Evan Cheng: The Architect of Sui's Object-Oriented Revolution
Sui is re-thinking what blockchains can be. And this year, many of Wall Street's largest institutions are taking note.

Evan Cheng didn’t just build another blockchain when he created Sui. He engineered a paradigm shift.
Over the past year, Sui, one of the darlings of the bull market, has blown past $1.5 billion in total value locked (TVL), up from just over $200 million at the start of the year, thanks to the market's confidence in its new infrastructure developments, such improvements to Sui’s underlying Move programming language, and the launch of Circle's USDC on the chain.
VanEck's Sui exchanged-traded note, which launched in November, passed $140 million in assets under management, demonstrating institutional interest in the chain.
This profile is part of CoinDesk's Most Influential 2024 package. For all of this year's nominees, click here.

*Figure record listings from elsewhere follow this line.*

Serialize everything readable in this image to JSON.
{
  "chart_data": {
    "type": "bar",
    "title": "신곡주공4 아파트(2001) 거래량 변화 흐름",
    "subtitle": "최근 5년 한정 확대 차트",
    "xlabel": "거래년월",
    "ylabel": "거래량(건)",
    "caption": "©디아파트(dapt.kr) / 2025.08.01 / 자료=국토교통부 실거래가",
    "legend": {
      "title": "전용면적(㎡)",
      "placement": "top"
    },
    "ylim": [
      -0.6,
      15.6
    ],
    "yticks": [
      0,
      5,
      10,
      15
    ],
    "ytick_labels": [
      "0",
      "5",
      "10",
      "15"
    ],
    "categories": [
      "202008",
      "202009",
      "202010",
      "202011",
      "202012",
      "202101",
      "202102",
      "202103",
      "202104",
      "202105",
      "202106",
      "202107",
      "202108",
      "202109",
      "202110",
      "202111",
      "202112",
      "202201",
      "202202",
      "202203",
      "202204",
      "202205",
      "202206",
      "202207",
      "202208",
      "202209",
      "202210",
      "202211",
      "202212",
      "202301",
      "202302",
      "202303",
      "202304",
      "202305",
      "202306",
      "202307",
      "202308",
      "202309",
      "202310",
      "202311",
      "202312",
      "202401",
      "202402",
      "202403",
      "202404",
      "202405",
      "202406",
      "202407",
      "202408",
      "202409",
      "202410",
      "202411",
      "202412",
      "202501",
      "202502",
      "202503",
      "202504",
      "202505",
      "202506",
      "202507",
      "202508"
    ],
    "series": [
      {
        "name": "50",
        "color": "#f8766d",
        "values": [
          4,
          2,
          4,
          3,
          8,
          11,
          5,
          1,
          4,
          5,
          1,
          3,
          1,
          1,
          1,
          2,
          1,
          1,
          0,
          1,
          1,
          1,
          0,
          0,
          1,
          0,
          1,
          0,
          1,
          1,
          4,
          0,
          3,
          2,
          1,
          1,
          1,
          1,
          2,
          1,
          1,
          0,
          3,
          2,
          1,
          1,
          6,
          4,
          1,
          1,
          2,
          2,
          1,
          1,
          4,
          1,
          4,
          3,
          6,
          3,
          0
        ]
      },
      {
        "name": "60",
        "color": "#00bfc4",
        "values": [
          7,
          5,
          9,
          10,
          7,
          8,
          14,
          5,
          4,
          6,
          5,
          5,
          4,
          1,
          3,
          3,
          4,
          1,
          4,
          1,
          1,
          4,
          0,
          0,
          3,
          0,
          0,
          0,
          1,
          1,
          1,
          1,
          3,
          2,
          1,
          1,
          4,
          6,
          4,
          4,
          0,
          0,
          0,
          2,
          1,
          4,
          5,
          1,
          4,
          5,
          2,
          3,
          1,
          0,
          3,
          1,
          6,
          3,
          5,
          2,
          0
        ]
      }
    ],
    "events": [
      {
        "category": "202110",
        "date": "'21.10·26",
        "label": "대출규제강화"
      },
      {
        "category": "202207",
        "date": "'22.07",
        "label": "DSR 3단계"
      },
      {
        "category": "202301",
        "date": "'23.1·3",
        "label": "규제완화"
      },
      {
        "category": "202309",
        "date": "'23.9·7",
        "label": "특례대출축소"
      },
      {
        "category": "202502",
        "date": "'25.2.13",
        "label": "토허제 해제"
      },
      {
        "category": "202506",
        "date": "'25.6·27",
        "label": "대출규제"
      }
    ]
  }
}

As the founder of Sui and CEO of Mysten Labs, the developer that supports the protocol, Cheng leveraged lessons from the ill-fated Diem project run by Meta (then Facebook) to create a layer-1 blockchain that’s not only faster and cheaper but fundamentally different than other layer 1s. With those lessons learned, Cheng and his team built Move, which makes coding more efficient and streamlined.
“The most successful projects on Sui are not clones of existing DeFi protocols,” Cheng said in an interview with CoinDesk. “They are native products that cannot be built elsewhere.”
Appealing to Institutional Investors
Sui's object-oriented approach treats every asset or piece of data as an independent object, as opposed to being oriented around accounts and their very public balances, allowing interactions to happen directly with that object without affecting the rest of the blockchain.
This means that large institutional investors that would otherwise be hesitant to let the world inspect all of their data on-chain can effectively firewall off sensitive sections.
“This black-and-white model of everything being either fully open or fully closed doesn’t work,” Cheng said, explaining why many institutions opt for permissioned chains.
Sui's competitors spent 2024 watching the chain's growth, especially as the market enthusiastically signaled that it was heading in the right direction. Now, one might wonder if Sui’s rivals will flatter it with imitation.